Song Meaning
This track paints a picture of intense, almost pathological obsession. The narrator feels a deep, shared "misery" with someone named Joseph, but the focus quickly shifts to a possessive fixation on another person. There's a palpable sense of being wronged, with the line "Over your chest where my head used to rest" hinting at a lost intimacy now replaced by something darker. The narrator's approach is described as "snaking my way as only serpents could," immediately establishing a predatory, unwelcome presence. This imagery underscores a deliberate, insidious infiltration rather than a genuine reunion.
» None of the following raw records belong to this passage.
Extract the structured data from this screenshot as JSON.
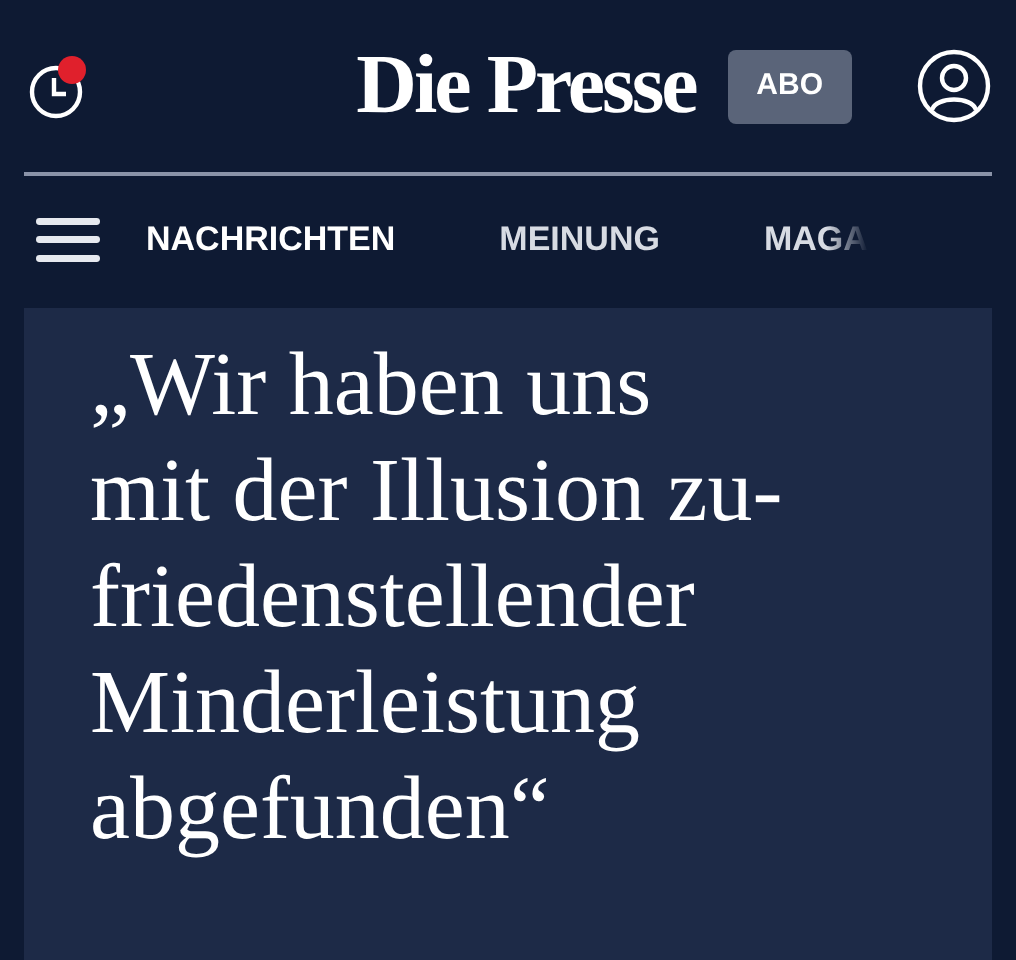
{
  "header": {
    "logo": "Die Presse",
    "subscribe_badge": "ABO"
  },
  "nav": {
    "tabs": [
      {
        "label": "NACHRICHTEN",
        "selected": true
      },
      {
        "label": "MEINUNG",
        "selected": false
      },
      {
        "label": "MAGA",
        "selected": false
      }
    ]
  },
  "article": {
    "headline": "„Wir haben uns\nmit der Illusion zu-\nfriedenstellender\nMinderleistung\nabgefunden“"
  }
}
The core tension lies in the narrator's inability to let go, despite the apparent finality of their separation. The "holy house where your love's nailed to wood" is a powerful, almost blasphemous image, suggesting that the object of their obsession is now consecrated or irrevocably lost, like Christ on the cross. This religious imagery is twisted to serve the narrator's fixation, highlighting a desperate attempt to find meaning or justification for their "obsessed" state. The phrase "infesting you" further amplifies this parasitic, invasive feeling, making the connection sound less like love and more like a disease.
The most striking craft element is the jarring juxtaposition of domesticity and violence. The memory of "the house burnt down" serves as a stark, almost surreal non-sequitur, contrasting with the intense, claustrophobic focus on the present obsession. It hints at a shared past that ended in destruction, mirroring the narrator's current destructive desires. This abrupt shift suggests that the past and present are inextricably linked by ruin and a lingering, toxic attachment. The lyrics effectively convey a sense of inescapable, consuming fixation through vivid, unsettling imagery and a tone that oscillates between mournful remembrance and predatory intent.